According to MSN, toy sales were hot last year and it’s the perfect time to bring back a store like Toys “R” Us, which filed for bankruptcy in 2017. “On Monday, brand management company WHP Global acquired a controlling interest in the parent company of Toys R Us,” reports MSN.
Yehuda Shmidman, CEO of WHP, “plans for Toys ”R Us stores to roll out in a variety of formats across the U.S. in time for the holiday season. Rather than its traditional, massive store layout, Toys R Us will relaunch as pop-ups, mini stores, flagships and airport locations,” according to MSN.
So, where can we relive some of the Toys “R” Us magic? You will be able to find them in over 400 Macy’s locations throughout the US next year, but their merchandise is available online now, according to CNBC.
You can also buy some Toys “R” Us merch from the Disney Stores in select Targets website, according to The Motley Fool.
Scary Mommy talked with Kids2, the parent company of Baby Einstein, Bright Starts, and Ingenuity who are all major players in the toy/parenting space. Kids2 and their brands create products and solutions for families around the world.
Owner and CEO of Kids2, Ryan Gunnigle, told us “Toys ‘R’ Us was a significant part of our business. While we are always evolving, Toys ‘R’ Us closing helped force a change in our business mindset to ensure we continued to have more irons in the fire and global opportunities in the pipeline as we cannot rely on one retailer too heavily – especially with how fast the economy, retail landscape and consumer purchase behaviors are changing.”

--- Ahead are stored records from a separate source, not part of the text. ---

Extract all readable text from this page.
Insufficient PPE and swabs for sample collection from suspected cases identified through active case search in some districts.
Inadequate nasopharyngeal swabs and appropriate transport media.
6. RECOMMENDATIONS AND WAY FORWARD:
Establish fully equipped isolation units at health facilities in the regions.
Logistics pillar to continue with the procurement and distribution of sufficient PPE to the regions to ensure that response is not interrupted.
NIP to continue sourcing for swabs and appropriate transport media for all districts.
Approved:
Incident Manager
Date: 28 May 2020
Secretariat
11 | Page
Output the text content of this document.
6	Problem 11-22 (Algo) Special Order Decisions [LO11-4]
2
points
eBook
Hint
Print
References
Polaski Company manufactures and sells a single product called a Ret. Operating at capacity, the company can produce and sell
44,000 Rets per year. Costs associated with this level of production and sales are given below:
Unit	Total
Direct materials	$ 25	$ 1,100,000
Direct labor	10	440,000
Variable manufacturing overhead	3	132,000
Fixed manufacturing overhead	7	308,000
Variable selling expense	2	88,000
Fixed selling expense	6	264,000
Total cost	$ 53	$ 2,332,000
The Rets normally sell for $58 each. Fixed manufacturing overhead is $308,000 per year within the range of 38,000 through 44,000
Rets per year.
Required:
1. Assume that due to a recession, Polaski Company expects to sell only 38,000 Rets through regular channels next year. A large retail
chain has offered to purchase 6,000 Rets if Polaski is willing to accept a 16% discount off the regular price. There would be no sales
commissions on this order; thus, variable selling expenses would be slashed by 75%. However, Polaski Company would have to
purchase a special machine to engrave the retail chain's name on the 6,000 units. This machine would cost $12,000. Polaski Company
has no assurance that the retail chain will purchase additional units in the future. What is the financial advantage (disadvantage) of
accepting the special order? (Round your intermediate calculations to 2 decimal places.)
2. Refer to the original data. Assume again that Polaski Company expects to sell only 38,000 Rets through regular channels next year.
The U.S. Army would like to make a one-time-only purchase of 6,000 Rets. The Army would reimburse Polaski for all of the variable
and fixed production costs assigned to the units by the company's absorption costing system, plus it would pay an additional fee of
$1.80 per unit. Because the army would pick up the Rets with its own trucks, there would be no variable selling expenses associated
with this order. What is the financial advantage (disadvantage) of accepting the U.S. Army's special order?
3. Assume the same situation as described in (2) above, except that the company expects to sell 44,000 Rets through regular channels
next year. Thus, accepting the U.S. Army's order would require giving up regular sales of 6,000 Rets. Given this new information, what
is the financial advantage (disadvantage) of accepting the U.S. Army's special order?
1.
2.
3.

He is looking forward to the reinvented Toys “R” Us, saying, “Both Toys ‘R’ Us and Macy’s are iconic retail brands and I can appreciate the creation of this partnership trying to best meet the needs of consumers.”
This is exciting news and definitely something to look forward to for kids (and adults). Lord knows we need as much cheer and positivity as we can get.
Because really, none of us want to grow up — we just want to be Toys “R” Us kids for life.